Fortescue deal sparks Aussie equity-linked return

Hunan Valin brought an end to a three-and-a-half year drought in Australian equity-linked issuance with a $355 million bond exchangeable into the iron ore producer.

Chinese state-owned enterprise Hunan Valin Iron & Steel sold $354.8 million of bonds exchangeable into shares of Australian iron ore producer Fortescue Metals Group on Tuesday, ending a three-and-a-half-year drought for equity-linked issuance in Australia.

The five year deal, puttable after three years, marks the first ever cross-border exchangeable bond in Australia and the first equity-linked transaction since Linc Energy’s $200 million convertible bond issued in March 2013.

Similar to other China-incorporated companies, Hunan Valin issued the bonds through an offshore branch, Valin Mining Investments (Singapore), and provided a keepwell agreement for credit enhancement. Hunan Valin is an unlisted entity owned by the Hunan provincial government.

Deutsche Bank, the sole bookrunner of the exchangeable bond, approached investors with an exchange premium of 25% to 35% over Fortescue’s Monday closing price.

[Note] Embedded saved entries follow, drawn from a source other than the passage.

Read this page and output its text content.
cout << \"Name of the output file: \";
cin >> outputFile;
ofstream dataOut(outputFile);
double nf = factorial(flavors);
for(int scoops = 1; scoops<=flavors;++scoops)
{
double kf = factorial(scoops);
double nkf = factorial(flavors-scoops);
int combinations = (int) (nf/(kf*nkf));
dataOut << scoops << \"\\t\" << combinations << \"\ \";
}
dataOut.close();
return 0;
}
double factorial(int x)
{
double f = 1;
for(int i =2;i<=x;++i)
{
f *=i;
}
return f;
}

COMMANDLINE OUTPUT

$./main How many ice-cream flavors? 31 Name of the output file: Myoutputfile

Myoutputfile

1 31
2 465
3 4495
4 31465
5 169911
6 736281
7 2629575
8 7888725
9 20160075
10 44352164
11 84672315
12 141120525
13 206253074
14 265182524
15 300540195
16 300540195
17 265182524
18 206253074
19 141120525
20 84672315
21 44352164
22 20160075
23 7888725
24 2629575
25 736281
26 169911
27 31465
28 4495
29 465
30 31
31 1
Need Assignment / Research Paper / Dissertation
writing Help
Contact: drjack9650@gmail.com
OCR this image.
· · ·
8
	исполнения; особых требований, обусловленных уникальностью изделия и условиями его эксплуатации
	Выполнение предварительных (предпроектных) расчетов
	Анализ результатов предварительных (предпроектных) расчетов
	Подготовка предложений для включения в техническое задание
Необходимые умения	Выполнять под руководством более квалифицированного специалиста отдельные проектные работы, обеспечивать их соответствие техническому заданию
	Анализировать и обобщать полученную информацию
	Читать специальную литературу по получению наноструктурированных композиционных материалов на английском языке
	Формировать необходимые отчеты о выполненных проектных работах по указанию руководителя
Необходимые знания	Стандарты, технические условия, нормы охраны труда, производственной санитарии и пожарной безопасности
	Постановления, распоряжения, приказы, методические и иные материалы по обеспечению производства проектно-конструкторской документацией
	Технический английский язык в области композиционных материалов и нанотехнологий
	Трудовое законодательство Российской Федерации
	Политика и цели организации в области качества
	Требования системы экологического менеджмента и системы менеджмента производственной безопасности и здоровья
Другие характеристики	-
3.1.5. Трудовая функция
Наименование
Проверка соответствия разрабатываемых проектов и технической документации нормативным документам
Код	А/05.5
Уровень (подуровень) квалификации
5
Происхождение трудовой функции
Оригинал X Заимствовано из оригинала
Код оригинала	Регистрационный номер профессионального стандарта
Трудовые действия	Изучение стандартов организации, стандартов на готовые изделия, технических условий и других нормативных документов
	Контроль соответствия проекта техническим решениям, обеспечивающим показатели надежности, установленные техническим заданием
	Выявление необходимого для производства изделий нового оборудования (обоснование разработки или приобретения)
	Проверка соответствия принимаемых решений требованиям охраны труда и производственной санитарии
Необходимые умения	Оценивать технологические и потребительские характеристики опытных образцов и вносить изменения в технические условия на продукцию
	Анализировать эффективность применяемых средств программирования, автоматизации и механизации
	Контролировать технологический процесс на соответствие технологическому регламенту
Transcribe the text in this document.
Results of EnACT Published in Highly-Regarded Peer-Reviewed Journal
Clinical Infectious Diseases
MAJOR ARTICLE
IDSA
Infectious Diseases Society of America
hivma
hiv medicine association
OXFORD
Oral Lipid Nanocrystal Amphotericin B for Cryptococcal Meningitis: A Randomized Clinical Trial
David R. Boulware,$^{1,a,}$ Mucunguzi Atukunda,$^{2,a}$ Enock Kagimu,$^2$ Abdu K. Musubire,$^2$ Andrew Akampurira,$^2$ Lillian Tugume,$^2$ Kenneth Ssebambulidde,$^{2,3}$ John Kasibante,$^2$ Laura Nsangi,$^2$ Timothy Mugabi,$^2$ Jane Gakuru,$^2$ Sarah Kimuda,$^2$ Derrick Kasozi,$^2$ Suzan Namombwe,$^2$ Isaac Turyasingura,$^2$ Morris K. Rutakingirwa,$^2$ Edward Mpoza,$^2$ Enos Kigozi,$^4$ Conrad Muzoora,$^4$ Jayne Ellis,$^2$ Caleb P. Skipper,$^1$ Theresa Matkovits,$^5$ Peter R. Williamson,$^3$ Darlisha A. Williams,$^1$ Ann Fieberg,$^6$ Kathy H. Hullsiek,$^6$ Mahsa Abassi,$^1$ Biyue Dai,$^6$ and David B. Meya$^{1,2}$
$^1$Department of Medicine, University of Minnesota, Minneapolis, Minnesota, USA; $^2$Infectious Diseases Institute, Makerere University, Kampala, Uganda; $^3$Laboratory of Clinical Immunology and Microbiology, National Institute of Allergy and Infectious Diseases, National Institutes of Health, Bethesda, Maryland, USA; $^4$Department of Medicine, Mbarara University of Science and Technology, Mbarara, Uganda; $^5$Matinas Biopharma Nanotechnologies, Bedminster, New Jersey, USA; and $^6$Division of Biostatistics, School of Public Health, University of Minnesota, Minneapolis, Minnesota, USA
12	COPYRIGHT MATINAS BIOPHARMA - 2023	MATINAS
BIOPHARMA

The put price was touted at being between 104.58% and 107.73%, with a redemption price of 107.76% to 113.22%. That implied a yield to put and maturity of 1.5% to 2.5% every year.

The final terms were largely settled at the mid-point of the guidance. The exchange premium was fixed at 30%, implying an exchange price of A$7.124. The bond yields 2% a year based on the final put price of 106.15% and redemption price of 110.46%.

The US dollar-denominated bond was launched with an indicative size of $341 million to $369 million, depending on the size of the demand. The bond is exchangeable into 65 million Fortescue shares.

Timing of the deal appeared to be ideal for the issuer because the bond was priced after a strong rally in Fortescue’s shares, which more than tripled from A$1.45 in January amid a rebound in iron ore prices.

The strong share price performance was backed by a sharp increase in Fortescue’s net profit for the year ended June 30, surging to the equivalent of $985 million from $316 million a year earlier.

According to a source familiar with the situation, the leads had already put together a shadow book that was nearly sufficient to cover the entire deal before launching. That allowed the issuer to launch the trade on Melbourne Cup Day, which is a public holiday in Melbourne and the state of Victoria.

These anchor orders also provided momentum for the issuer to get incremental demand and to eventually price off the bottom of the guidance.

Allocation was evenly split between hedge funds and outright accounts, according to the source. There was no geographical split available, but the deal was entirely sold to investors outside Australia.

There were uncertainties over credit assumptions at launch since Hunan Valin was an unrated and unknown issuer in the international markets. Assumptions were also made difficult because Hunan Valin has supported its Singapore branch — the issuing entity — with a keepwell deed instead of a full guarantee.

Unlike a full guarantee, a deed provider has no contractual obligation to pay off the issuer’s outstanding debt in case of bankruptcy.

The only benchmark for the new exchangeable bond was Hunan Valin’s onshore, renminbi-denominated vanilla bond which yields 6.2% until 2019, according to a bond trader.

As such, bond traders have used a fairly wide credit assumption between 375bp and 450bp for the new issue. Fortescue shares are very liquid and trade $58 million on average every day, meaning that stock borrow was easily available at general collateral level.

According to the source, the new bond has a bond floor of around 90% and an implied volatility of about 27% to 28% at the final price. That is based on a 450bp credit spread and a 3% stock slippage.

Technically, the exchangeable bond allows Hunan Valin to offload about 15% of its 444 million shares in Fortescue, the world’s fourth largest iron ore producer, if all of the bondholders exercise the exchange option.

The Chinese state-owned enterprise bought a 16.5% stake in Fortescue for A$1.2 billion in 2009, a time when Chinese companies were actively seeking Australian resources companies which struggled to repay their debt following the global financial crisis.

At that time it bought Fortescue shares at $2.48 per share, implying that it has more than doubled the value of the investment based on Fortescue’s current market price.

Hunan Valin’s shareholding in Fortescue could fall to 12.1% from 14.2% currently if the bonds are fully exchanged into shares. Still, it will remain as the second largest shareholder behind Andrew Forrest, Fortescue’s founder and chief executive, who owns 33.3% of the company.